The man left. A few minutes later, he was running up the dirt road again, this time carrying a 4-year-old boy named Ali Sattar. A medic appeared to my right and ran to the Iraqi man, who handed over the injured child. The soldier was Dwyer.

In June 2003, a few months after that incident, I traveled back to Iraq to document Ali Sattar’s fate. The boy’s leg injuries had been massive, and he hadn’t been able to receive proper follow-up medical care. Ali couldn’t walk without a painful limp, so his relatives mostly carried him.

Joseph and I hadn’t had much time to speak in Iraq, so I was surprised to get an e-mail from him one day a month or two after my return to Mishkab. He wanted to know whether I knew what had happened to the boy in the photo.

“I was afraid the kid didn’t make it,” he wrote after I sent him details. “I wish I was there with you back at that village.”

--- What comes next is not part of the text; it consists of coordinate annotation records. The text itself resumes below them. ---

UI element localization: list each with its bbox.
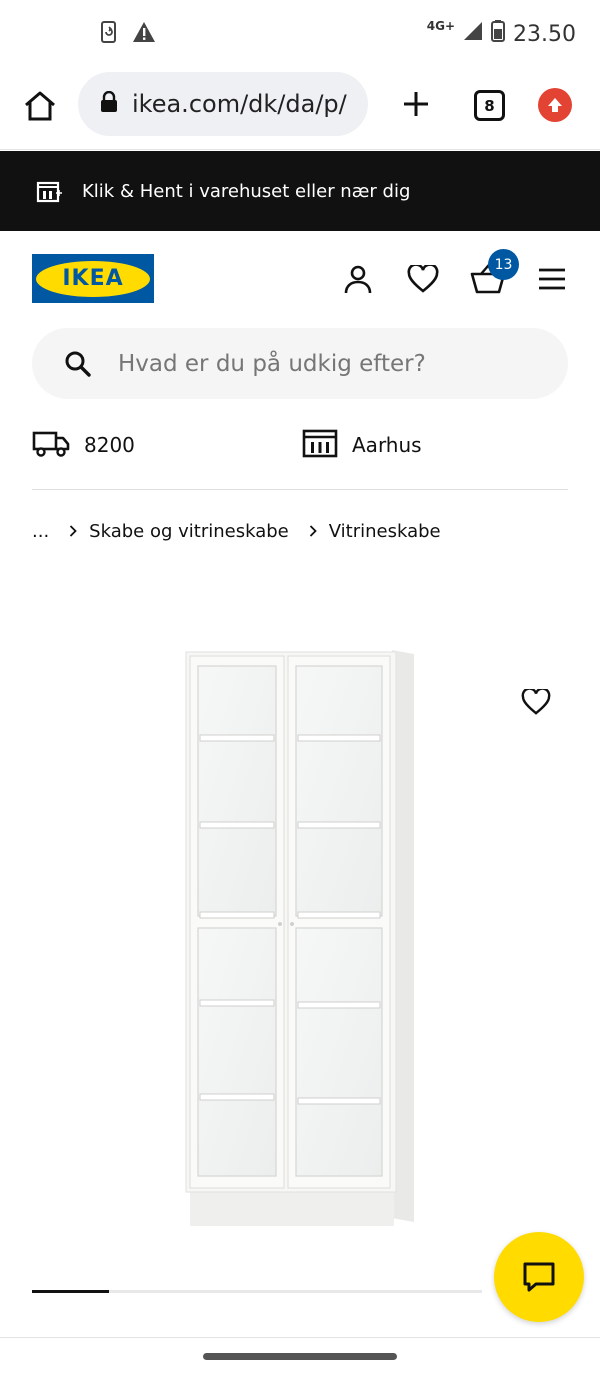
clock: 23.50 (513, 21, 576, 47)
store-text: Aarhus (352, 433, 422, 457)
search-input[interactable]: Hvad er du på udkig efter? (32, 328, 568, 399)
battery-icon (491, 20, 506, 48)
heart-icon (407, 265, 439, 293)
add-to-favourites-button[interactable] (518, 684, 554, 720)
browser-toolbar: ikea.com/dk/da/p/ 8 (0, 66, 600, 150)
chevron-right-icon (69, 521, 77, 542)
nav-divider (0, 1337, 600, 1338)
address-bar[interactable]: ikea.com/dk/da/p/ (78, 72, 368, 136)
home-icon (25, 91, 55, 121)
logo-text: IKEA (62, 266, 124, 291)
chevron-right-icon (309, 521, 317, 542)
delivery-store-row: 8200 Aarhus (32, 420, 568, 470)
chat-icon (523, 1262, 555, 1292)
store-selector[interactable]: Aarhus (302, 420, 422, 470)
lock-icon (100, 90, 118, 117)
ikea-logo[interactable]: IKEA (32, 254, 154, 303)
divider (32, 489, 568, 490)
banner-text: Klik & Hent i varehuset eller nær dig (82, 180, 411, 202)
breadcrumb-item-display-cabinets[interactable]: Vitrineskabe (329, 521, 441, 542)
truck-icon (32, 428, 70, 462)
chat-button[interactable] (494, 1232, 584, 1322)
signal-icon (463, 21, 483, 47)
menu-button[interactable] (532, 259, 572, 299)
breadcrumb-item-cabinets[interactable]: Skabe og vitrineskabe (89, 521, 289, 542)
postcode-text: 8200 (84, 433, 135, 457)
breadcrumb-ellipsis[interactable]: ... (32, 521, 49, 542)
new-tab-button[interactable] (394, 82, 438, 126)
store-icon (36, 179, 64, 203)
profile-icon (344, 265, 372, 294)
network-label: 4G+ (426, 19, 456, 33)
store-icon (302, 428, 338, 462)
gesture-bar[interactable] (203, 1353, 397, 1360)
warning-icon (132, 21, 156, 47)
search-icon (64, 350, 92, 378)
click-collect-banner[interactable]: Klik & Hent i varehuset eller nær dig (0, 151, 600, 231)
breadcrumb: ... Skabe og vitrineskabe Vitrineskabe (32, 516, 441, 546)
update-button[interactable] (538, 88, 572, 122)
product-image[interactable] (182, 640, 418, 1230)
profile-button[interactable] (338, 259, 378, 299)
tabs-button[interactable]: 8 (474, 90, 505, 121)
favourites-button[interactable] (403, 259, 443, 299)
screen-rotate-icon (98, 20, 120, 48)
search-placeholder: Hvad er du på udkig efter? (118, 350, 426, 377)
tab-count: 8 (484, 96, 495, 115)
postcode-selector[interactable]: 8200 (32, 420, 135, 470)
plus-icon (404, 92, 428, 116)
update-icon (548, 98, 562, 112)
image-carousel-progress (32, 1290, 482, 1293)
cart-count-badge: 13 (488, 249, 519, 280)
heart-icon (521, 689, 551, 715)
url-text: ikea.com/dk/da/p/ (132, 90, 347, 118)
status-bar: 4G+ 23.50 (0, 0, 600, 66)
menu-icon (539, 268, 565, 290)
carousel-progress-fill (32, 1290, 109, 1293)
home-button[interactable] (18, 84, 62, 128)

I heard from Joseph a couple more times. He didn’t tell me he’d been struggling to fit into civilian life after his three months in Iraq. I first learned of his problems with PTSD in a 2005 news story about his arrest in Texas after a standoff at the apartment where he was living. He thought there were Iraqis trying to get in, and he was shooting at the phantoms.

The last message Joseph sent me was on Dec. 1, 2004.

“When I first got back I didn’t really want to talk about being over there to anyone,” he wrote. “Now looking back on it, it’s one of the greatest things I’ve ever done. I hope you feel the same about what you have done. . . . You told everyone’s story.”

About a week after Joseph died, his mother called me. Maureen Dwyer told me that she’d read the statements claiming that Joseph hated the fame the picture had brought him, and she wanted me to know that they weren’t true. Joseph loved the photograph, she said. He’d always been proud of it. He just felt somewhat embarrassed at being singled out because so many other soldiers were doing exactly what he had done.